During the following year, LMI grew considerably, more than doubling its staff and relocating to a new office. Despite congressional interest in de-funding the organization during the early 1970s, LMI managed to remain solvent by expanding its market to include other government agencies, though it remained primarily focused on the servicing the Department of Defense.

Steady growth continued throughout the late 1970s and into the following decade. In 1984, LMI moved its headquarters to Bethesda, Maryland. The following year, Deputy Secretary of Defense William Howard Taft IV designated LMI as a federally funded research and development center (FFRDC), precluding it from competing with profit-seeking firms. Significant growth, coupled with funding caps imposed by Congress on FFRDCs in the 1990s, proved burdensome, however, and in 1998 LMI was returned to its initial status as a not-for-profit.

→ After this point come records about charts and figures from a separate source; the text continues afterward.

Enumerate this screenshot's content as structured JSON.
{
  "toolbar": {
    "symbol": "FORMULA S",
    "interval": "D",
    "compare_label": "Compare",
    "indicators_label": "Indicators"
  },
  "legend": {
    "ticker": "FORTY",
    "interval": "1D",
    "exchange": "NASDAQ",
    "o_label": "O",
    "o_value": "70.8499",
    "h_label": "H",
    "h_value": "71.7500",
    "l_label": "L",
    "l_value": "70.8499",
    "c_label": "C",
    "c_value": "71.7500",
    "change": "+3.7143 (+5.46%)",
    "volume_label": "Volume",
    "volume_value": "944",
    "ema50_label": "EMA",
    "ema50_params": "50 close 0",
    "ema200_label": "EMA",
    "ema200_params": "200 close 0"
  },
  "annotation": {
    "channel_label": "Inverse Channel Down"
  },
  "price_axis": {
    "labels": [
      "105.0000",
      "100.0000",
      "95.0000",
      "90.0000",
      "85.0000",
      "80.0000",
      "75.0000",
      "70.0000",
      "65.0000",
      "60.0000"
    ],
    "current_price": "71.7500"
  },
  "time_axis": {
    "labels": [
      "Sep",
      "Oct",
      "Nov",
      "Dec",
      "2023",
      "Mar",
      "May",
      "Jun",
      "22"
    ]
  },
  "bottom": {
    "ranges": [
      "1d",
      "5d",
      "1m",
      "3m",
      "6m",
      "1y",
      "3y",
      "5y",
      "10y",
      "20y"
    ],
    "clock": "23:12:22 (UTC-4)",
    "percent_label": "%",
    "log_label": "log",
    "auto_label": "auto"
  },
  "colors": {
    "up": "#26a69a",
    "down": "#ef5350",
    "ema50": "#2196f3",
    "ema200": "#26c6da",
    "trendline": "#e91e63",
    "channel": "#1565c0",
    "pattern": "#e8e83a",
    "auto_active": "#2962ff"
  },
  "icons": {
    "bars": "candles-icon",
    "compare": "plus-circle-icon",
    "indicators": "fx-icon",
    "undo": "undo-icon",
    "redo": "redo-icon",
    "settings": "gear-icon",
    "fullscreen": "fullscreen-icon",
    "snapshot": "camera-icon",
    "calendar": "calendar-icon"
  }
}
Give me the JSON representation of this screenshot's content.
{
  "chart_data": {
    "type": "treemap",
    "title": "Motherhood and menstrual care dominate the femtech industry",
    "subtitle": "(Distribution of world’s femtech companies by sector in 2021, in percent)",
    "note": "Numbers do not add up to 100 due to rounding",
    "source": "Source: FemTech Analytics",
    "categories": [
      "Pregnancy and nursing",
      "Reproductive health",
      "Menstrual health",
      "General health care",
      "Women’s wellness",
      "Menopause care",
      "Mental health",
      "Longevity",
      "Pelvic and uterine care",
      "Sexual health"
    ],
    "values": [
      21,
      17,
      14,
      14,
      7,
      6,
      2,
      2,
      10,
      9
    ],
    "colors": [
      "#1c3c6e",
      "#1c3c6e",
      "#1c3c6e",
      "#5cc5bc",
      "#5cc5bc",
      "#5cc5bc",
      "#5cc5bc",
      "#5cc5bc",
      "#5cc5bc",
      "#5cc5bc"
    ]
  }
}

In 2013, developers broke ground for Tysons Overlook, an 11-story office complex in Tysons, Virginia, adjacent to the headquarters of Gannett/USA Today. As of 2014, LMI occupies six floors within the facility, which houses its current headquarters.

In 2022, LMI sold its for-profit subsidiary to a consortium of investment firms. The remaining nonprofit entity was re-brand as NobleReach Foundation™.

==Acquisitions==
In 2004, LMI acquired The Bureaucrat, Inc., a non-profit organization that publishes The Public Manager, a quarterly journal covering public management issues, and, the following year, formed the LMI Research Institute, which conducts research for the organization, both internally and through academic partnerships with several research universities in the United States. In 2008, LMI purchased Jasmah Consulting, which was reorganized as the Intelligence Programs group within the organization's existing infrastructure.

In 2019, LMI acquired two companies, The Tauri Group, a government contracting firm confronting national and homeland security challenges, and Clockwork Solutions, a firm based in Austin that offers a predictive analytics software platform. LMI established a wholly owned subsidiary, LMI Consulting, in April 2020. In 2021, LMI acquired Suntiva, a digitally based business transformation company focused on public health and defense and headquartered in Falls Church, VA.

In 2022, LMI acquired Synaptech, which creates digital engineering, modeling, and simulation software for the national security and space industries. In 2024, LMI acquired JJR Solutions, a business rooted in military service that is working to improve the nation’s health and security through user experience and technology solutions.